Mas o melhor de tudo é o presidente
ser desmoralizado na risada
por quem faz poesia como a gente. 

Ele nos fode a cada canetada, 
mas eu, usando só o poder da mente, 
espeto-lhe o loló com minha espada. 

*

Achincalhado

Não querem que avacalhe?

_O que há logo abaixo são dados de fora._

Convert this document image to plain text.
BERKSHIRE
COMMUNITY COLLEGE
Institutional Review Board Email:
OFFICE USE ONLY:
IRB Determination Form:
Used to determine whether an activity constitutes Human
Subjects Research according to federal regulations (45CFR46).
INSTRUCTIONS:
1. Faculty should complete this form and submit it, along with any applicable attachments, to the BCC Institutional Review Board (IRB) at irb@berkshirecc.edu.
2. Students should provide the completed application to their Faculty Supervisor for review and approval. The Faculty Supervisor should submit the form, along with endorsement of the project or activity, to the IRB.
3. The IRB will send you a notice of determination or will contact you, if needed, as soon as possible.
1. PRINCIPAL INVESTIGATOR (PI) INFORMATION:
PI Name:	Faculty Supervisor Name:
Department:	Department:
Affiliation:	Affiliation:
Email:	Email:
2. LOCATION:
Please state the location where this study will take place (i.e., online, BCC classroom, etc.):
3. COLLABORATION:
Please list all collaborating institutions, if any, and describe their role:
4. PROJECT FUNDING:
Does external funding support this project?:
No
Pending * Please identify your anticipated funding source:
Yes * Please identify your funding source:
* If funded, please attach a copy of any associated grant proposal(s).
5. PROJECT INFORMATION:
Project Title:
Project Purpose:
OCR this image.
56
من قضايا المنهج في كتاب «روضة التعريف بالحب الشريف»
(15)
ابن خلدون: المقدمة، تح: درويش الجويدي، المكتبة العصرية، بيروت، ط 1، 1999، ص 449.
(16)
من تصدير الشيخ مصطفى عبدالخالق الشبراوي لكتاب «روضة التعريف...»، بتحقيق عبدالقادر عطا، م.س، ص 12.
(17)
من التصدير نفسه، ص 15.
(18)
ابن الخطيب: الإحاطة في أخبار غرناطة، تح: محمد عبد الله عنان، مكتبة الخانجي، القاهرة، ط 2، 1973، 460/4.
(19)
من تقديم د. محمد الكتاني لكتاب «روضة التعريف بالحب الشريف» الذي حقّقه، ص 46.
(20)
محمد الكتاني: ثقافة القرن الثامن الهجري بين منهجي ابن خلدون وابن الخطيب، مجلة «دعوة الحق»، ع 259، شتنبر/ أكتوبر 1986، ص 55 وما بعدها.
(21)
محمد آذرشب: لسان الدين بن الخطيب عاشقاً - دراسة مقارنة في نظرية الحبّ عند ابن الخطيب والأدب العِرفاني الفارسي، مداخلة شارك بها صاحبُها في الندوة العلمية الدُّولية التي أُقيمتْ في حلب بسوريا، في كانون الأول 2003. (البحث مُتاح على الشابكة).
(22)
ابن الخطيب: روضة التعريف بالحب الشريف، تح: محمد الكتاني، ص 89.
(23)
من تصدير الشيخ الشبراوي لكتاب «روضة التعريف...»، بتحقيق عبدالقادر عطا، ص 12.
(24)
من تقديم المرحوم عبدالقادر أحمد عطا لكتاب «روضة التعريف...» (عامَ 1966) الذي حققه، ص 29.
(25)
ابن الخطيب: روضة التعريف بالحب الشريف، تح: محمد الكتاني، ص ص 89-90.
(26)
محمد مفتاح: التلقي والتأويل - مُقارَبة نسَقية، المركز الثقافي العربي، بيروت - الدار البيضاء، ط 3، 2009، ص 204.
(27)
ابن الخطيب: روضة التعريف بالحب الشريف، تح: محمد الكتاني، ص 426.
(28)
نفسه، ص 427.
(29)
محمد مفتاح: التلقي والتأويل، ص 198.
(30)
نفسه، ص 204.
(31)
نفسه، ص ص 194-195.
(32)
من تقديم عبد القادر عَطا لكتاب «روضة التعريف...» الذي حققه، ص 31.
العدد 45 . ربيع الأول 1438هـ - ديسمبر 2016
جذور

De que jeito,
se são os próprios caras que na imagem
da casa cagam, como putas agem
e só papel ridículo têm feito? 

Além de legislar sempre em proveito
do bolso e de outros próprios, sacanagem
maior vem da propina e da vantagem
por fora, do indevido e do suspeito! 

Ali, tem "comissão" duplo sentido,
de grupo que investiga e de caixinha,
mas só pejorativo ele tem sido:

Suborno, em si, se é prática mesquinha,
pior ainda é quando este bandido
inquire aquele e arquiva a "picuinha"! 

*

Destrambelhado

Perdendo a paciência, ultimamente, 
me vejo com políticos! Parece
até que antigamente a gente esquece
de tanta falcatrua e já nem sente!

Mas hoje há mais razão pra que se atente
aos métodos daninhos de quem tece
a teia financeira, que carece
duma investigação profunda e urgente. 

Sabendo que a devassa nunca sai
e vendo que o dinheiro vai sumindo,
acabo expondo a raiva que me trai! 

Se pego um desses caras, vai ser lindo
o jeito com que o mato! Ó Deus, me dai
a chance, que o rancor conservo, infindo!

*

Dialético

A síntese do avanço consciente 
é aquele velho método sagaz
que preconiza dar um passo atrás
a fim de dar dois passos para a frente.

A tese se apresenta incoerente,
mas a contradição já se desfaz 
em face da estratégia, que é de paz,
embora lembre a marcha combatente. 

Antítese do avanço é o retrocesso, 
ao obscurantismo associado, 
e nesse ponto exato me interesso.

Questão de ordem faço deste dado:
tão logo fiquei cego, o passo meço;
tropeço, mas não caio: adianto o lado. 

*

Antológico

As frases memoráveis da República
deviam ter, na pedra ou voz gravada,
registro, qual legenda avacalhada
num filme de comédia ou cena lúbrica.

"Prometo que agirei na vida pública
da mesma forma que ajo na privada!";
ou: "Fi-lo porque qui-lo", tão surrada;
ou: "Não me deixem só!", suprema súplica.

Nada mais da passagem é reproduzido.